This report presents seven key findings from a wider research study of childhood and social change in the Republic of Ireland. The study is called ‘Making Communion: Disappearing and Emerging Forms of Childhood in Ireland’. The report focuses specifically on children’s beliefs, values, and the forms of belonging available to them in religious and non-religious terms across a range of settings. It centralises children’s own interpretations of their lives and worlds.
The report demonstrates that 7-8 year old children are highly diverse in religious and non-religious terms. They actively make sense of their own worlds, placing different emphases on sacred understandings, popular culture, media and consumer items from within and outside school. Their understandings, beliefs and values are place-specific however. School type, urban/rural location, gender and family religious, ethnic and social class background mediate their views and their sense of belonging to school and amongst peers. Given its structuring into the school and ‘coming of age’ experiences of most children in Ireland, we suggest First Holy Communion continues to have a significant but not totalising role in ‘benchmarking’ a child’s life and experience of belonging at a particular point in time in Ireland.
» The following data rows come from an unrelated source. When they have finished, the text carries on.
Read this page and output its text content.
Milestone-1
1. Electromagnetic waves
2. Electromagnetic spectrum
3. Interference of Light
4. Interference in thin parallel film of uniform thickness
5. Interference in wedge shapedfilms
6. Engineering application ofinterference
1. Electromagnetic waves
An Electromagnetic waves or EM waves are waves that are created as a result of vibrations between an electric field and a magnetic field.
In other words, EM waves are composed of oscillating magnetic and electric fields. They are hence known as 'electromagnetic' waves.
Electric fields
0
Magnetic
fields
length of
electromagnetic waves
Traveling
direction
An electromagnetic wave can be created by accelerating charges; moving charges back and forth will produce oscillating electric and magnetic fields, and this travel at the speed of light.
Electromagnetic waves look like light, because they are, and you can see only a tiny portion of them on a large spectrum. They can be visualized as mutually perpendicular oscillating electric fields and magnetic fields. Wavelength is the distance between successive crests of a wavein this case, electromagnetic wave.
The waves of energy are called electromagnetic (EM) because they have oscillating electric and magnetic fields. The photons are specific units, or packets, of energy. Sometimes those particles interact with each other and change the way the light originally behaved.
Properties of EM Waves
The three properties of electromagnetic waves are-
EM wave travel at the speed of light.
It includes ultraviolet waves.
The report is authored by Dr. Karl Kitching, School of Education UCC (Principal Investigator) and Dr. Yafa Shanneik, Department of Theology and Religious Studies, University of Chester and formerly of the Study of Religions Department UCC.
The report is written for schools and families. It will also be of interest to education policy makers, teacher educators, teacher unions, religious, atheist, humanist and philosophical communities, and children’s advocacy groups.